Orcas-1 happened around this same time last year. Which was really Orcas-2. Since the real
Orcas-1 happened about a year earlier. Which really makes this Orcas-3. I think.
The other thing you need to come to grips with is over-hyphenation. Because you are about to deal with it. Why? I-do-not-know. Some things just-are.
We left Spo on Thursday last at what must have felt like noon to Mr. Speare, and what certainly felt like the butt-crack-of-dawn to me. Odd couple that we are.
We arrived in Seattle somewhere around an-hour-and-a-half early, because he never likes to arrive anywhere on time. Which left me with the opportunity to ring-up my daughter Jacque, and see if she could meet us for coffee in the big city. She could and did. Damnit, she kills me - she is so radiant and lovely - she totally amped up my soul for the whole next four days, with just this short visit. That's the power she holds over me.
No, I am not stoned in this self-taken (not selfie) pic, just super proud, happy and satisfied. Thrivin' on my Jacque fix.
After a literal subsequent lifetime's worth of driving, we finally arrived at the fabled Rosario Resort. Ever since last year, we'd been salivating over the prospect of returning to their oh-so-generous happy-hour. But alas, happy-hour had been abolished. Not-only-that, but we had been abolished to the outskirts of the kingdom, scurvy lot were we. We vowed to avenge our loss, somehow.
At about an hour into our ride the next morning, spite could have mattered less. We were gasping for O2 like fish out of water on the 2000' climb up Mount Constitution. Yes, I am bringing up the rear. Thanks for pointing that out, you bastard.
I love taking pictures and sometimes people encourage my behavior and sometimes they tell me to go to hell and sometimes they are somewhat neutral.
Ungulation was all the hell over everywhere, all damn weekend long. I studied a group of four from my "balcony" for quite-some-time and actually watched them both shit-and-piss, which sounds gross, but which was actually somewhat fascinating.
Eventually we arrived at the summit of Mt Constitution, because Alex made us do it. Food sure tastes good up there. Bets is trying to tell us something; not-sure-what.
Why we go when we do.
Alex. The man. The legend.
Bets. Having zero fun.
Lee. The one and only.
Larry, in Larry-intense-mode.
Rory-in-red.
John, who can scare up a flat pretty much anywhere.
Gratuitous Bucksaw Porn-Shot-1.
Gratuitous-moss-shot.
Gratuitous-shroom-shot.
No great bike adventure would really be complete without the shot of everyone-sitting-around-watching-one-guy-deal-with-a-mechanical.

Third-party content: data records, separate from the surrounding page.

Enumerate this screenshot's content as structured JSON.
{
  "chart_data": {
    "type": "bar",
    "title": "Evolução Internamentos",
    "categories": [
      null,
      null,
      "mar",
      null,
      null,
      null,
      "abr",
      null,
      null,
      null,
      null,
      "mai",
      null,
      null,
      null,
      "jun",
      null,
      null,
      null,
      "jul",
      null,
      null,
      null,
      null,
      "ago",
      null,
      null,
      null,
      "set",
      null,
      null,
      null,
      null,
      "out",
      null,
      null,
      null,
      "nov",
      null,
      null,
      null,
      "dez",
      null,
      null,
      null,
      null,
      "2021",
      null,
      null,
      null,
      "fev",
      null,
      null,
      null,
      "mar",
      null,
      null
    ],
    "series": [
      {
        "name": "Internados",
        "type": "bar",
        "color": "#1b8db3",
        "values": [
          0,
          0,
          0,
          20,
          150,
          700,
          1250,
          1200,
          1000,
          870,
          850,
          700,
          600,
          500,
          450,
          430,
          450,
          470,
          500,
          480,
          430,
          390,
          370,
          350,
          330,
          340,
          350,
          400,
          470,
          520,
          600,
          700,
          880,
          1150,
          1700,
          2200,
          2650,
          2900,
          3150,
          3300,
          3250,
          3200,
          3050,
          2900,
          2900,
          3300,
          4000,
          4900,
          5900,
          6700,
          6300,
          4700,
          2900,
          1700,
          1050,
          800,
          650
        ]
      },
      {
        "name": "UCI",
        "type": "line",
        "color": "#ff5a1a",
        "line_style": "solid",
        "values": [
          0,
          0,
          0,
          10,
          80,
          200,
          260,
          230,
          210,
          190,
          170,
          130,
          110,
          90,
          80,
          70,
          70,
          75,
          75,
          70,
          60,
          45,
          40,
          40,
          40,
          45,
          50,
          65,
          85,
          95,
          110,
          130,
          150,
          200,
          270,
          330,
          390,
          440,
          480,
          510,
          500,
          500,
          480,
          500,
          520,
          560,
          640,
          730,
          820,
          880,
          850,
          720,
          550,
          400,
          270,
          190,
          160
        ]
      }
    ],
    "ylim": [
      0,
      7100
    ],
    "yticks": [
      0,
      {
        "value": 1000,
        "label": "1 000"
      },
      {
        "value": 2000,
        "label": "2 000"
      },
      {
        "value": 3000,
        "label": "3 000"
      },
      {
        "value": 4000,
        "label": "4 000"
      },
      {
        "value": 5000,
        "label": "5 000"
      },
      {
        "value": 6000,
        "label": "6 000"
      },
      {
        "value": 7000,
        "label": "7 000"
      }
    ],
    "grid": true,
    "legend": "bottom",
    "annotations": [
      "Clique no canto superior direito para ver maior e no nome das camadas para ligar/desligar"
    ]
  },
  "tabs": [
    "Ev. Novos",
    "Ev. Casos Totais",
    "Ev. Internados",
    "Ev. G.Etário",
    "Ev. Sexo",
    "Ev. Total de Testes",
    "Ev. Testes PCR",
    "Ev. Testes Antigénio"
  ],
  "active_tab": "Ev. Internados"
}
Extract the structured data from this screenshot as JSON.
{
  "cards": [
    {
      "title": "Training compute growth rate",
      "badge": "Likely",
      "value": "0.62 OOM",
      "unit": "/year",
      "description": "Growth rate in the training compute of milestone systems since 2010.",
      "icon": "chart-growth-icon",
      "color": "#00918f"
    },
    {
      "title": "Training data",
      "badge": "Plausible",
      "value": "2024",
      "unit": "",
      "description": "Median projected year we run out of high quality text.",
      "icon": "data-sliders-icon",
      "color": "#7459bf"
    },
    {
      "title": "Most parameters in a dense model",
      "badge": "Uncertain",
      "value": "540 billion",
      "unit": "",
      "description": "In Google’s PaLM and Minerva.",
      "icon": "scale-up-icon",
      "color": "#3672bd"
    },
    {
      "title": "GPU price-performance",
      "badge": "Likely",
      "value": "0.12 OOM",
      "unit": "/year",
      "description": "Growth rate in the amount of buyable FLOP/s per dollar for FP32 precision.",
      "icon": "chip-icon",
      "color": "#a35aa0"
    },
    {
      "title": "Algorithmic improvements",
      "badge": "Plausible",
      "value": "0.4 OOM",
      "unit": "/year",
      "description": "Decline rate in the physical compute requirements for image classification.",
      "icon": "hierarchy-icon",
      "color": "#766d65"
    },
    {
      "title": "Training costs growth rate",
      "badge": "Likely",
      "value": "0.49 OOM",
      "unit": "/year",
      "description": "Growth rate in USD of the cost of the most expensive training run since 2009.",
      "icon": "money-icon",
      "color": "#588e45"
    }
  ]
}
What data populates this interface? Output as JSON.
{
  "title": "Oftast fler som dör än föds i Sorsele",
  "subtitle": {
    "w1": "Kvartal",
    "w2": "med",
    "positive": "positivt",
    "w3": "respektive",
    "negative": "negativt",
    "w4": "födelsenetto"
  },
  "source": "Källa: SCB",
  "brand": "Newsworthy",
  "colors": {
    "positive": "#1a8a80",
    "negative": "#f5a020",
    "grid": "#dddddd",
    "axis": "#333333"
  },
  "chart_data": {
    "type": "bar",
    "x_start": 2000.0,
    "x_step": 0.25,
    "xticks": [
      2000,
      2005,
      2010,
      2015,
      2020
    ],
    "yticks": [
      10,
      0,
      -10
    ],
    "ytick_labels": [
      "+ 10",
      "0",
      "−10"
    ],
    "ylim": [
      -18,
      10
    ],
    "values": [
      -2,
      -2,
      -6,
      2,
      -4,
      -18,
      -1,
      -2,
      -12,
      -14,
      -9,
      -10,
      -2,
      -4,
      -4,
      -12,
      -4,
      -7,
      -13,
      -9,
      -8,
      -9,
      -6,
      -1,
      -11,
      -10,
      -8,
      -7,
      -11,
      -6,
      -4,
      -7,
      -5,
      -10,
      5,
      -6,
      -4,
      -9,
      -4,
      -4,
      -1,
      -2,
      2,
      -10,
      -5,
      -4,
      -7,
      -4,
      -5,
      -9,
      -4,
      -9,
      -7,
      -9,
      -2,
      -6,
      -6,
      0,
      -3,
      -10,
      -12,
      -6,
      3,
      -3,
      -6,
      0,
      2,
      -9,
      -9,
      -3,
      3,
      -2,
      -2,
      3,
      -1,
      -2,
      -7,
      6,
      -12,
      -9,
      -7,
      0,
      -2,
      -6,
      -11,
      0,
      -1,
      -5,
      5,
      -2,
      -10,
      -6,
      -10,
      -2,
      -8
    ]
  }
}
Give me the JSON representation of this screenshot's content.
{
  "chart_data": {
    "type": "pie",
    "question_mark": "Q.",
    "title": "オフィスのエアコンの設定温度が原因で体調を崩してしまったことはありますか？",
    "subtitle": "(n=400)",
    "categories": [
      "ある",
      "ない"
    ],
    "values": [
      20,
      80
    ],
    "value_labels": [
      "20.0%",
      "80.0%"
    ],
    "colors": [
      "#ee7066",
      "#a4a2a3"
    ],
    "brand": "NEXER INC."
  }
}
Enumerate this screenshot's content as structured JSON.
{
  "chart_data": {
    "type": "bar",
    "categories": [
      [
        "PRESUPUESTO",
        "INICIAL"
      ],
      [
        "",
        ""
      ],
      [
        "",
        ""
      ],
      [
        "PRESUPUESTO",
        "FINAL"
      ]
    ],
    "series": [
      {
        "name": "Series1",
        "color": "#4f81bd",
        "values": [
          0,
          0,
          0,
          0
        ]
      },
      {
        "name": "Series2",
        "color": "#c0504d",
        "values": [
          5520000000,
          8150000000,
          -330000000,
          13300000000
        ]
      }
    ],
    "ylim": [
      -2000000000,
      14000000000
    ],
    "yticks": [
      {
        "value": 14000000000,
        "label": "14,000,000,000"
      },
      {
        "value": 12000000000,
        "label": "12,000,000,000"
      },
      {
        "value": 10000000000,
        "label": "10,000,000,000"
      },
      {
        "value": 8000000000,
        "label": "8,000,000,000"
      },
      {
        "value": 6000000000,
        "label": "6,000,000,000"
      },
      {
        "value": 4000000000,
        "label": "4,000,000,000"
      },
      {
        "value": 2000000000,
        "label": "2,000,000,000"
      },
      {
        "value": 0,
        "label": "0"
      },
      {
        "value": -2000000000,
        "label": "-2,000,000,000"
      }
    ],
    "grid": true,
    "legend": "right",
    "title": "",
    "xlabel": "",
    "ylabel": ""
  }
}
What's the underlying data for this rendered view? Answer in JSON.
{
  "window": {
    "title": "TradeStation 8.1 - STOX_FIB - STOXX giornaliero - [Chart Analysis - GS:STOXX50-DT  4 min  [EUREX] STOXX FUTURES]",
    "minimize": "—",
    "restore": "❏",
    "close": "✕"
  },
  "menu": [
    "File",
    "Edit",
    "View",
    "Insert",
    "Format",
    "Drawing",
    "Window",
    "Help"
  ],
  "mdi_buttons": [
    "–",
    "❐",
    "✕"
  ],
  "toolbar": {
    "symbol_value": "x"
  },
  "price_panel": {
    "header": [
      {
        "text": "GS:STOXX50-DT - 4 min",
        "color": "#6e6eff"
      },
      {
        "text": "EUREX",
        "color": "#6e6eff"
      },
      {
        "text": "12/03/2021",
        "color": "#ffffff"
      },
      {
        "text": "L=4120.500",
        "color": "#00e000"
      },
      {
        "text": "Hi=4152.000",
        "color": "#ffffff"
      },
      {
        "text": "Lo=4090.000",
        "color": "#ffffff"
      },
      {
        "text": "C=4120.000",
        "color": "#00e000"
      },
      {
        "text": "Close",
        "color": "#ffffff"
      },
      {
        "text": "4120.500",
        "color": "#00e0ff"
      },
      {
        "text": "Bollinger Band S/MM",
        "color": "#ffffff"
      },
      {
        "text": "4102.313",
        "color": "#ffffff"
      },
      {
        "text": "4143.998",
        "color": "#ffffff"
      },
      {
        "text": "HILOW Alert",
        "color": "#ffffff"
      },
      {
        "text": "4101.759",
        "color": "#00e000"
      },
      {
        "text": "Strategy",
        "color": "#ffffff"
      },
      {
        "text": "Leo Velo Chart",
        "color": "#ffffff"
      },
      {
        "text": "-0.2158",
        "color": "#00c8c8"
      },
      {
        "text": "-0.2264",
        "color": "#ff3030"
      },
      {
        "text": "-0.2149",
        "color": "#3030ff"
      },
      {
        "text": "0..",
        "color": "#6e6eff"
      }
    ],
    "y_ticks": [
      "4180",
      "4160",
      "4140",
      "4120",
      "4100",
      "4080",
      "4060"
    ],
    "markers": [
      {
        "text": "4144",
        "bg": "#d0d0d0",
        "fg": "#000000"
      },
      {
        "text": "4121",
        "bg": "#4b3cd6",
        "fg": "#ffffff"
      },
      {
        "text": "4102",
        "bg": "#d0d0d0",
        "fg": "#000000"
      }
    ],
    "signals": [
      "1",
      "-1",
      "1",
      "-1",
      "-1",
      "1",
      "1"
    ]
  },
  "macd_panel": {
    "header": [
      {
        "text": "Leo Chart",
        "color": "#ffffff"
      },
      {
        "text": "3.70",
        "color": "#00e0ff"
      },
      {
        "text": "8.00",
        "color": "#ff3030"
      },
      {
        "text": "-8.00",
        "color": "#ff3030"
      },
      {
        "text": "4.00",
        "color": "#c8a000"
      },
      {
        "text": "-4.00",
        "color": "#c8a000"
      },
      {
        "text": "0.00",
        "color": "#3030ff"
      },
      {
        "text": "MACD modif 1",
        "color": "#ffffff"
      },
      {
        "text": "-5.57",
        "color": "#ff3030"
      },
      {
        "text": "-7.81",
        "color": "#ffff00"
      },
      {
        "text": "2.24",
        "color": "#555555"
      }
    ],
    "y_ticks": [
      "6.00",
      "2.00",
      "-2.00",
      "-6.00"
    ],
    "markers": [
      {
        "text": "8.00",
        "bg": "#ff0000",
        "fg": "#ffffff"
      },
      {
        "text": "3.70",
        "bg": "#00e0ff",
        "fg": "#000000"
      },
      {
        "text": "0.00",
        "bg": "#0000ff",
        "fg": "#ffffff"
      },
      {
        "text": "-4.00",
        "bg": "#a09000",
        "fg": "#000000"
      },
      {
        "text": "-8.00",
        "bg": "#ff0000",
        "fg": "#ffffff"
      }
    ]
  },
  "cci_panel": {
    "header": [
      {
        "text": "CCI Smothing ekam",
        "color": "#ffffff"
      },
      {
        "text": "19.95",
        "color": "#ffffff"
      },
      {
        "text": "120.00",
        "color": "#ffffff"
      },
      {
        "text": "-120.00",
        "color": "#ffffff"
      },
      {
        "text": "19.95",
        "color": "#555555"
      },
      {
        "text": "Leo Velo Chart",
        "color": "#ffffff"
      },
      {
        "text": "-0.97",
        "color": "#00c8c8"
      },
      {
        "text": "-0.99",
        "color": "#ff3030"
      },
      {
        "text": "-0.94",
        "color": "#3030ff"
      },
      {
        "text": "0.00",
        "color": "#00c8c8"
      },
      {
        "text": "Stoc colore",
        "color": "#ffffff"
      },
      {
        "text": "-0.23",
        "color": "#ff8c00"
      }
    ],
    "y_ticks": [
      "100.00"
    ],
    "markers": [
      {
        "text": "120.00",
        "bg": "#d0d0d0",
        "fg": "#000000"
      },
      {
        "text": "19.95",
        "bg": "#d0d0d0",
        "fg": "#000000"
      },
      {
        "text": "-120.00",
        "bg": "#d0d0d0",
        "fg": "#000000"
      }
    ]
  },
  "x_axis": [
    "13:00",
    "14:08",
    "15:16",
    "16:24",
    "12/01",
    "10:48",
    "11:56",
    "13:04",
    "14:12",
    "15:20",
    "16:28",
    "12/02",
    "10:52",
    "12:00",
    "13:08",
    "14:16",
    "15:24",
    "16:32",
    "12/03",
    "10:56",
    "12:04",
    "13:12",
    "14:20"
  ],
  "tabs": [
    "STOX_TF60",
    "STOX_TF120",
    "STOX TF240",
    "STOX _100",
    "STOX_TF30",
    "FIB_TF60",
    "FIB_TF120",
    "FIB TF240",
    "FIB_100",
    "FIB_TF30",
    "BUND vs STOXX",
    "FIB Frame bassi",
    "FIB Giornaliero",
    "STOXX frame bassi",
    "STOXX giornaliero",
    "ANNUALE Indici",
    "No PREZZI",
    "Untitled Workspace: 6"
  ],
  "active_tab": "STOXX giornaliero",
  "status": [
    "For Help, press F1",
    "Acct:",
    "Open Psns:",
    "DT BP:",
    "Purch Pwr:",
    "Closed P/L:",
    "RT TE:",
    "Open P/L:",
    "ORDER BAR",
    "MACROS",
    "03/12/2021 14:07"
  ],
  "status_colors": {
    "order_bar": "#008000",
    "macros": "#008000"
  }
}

Gratuitous Bucksaw Porn-Shot-2.
Gratuitous Bucksaw Porn-Shot-3.
Gratuitous Bucksaw Porn-Shot-4.
Gratuitous Bucksaw Porn-Shot-5.
Okay, feel free to stab me in the retina with a fork. I know I deserve it. But damn, I had so much fun on this bike, on these trails.
Freaking glory. Hero-man-John chilling with hero-shuttle-capitan-Bets and new-bro-friend-Ben, who's waiting for lost-friends. Hero-man-Pat-S manning the shutter. After our 2nd or 3rd or 7th hero-run down the hill. Who's counting. Hells yeah. Shuttling is the absolute bomb.
Black-n-white-sad-to-be-leaving bikes.
View from the bloodshot-eyes of black-n-white-sad-to-be-leaving humans, packing bikes-on-cars, non-eagerly awaiting the packing of bikes-on-cars-on-boats.
Look, in-all-seriousness: It was such a privilege to hang out with a bunch of insanely-smart, seriously-witty, spleen-busting-funny dudes and chick, and also ride some of the best shit ever. What a freaking great weekend. I am such a lucky bastard.
Oh, and we avenged our happy-hour-loss by spending all our drinking and food money in town. Just sayin', Rosario.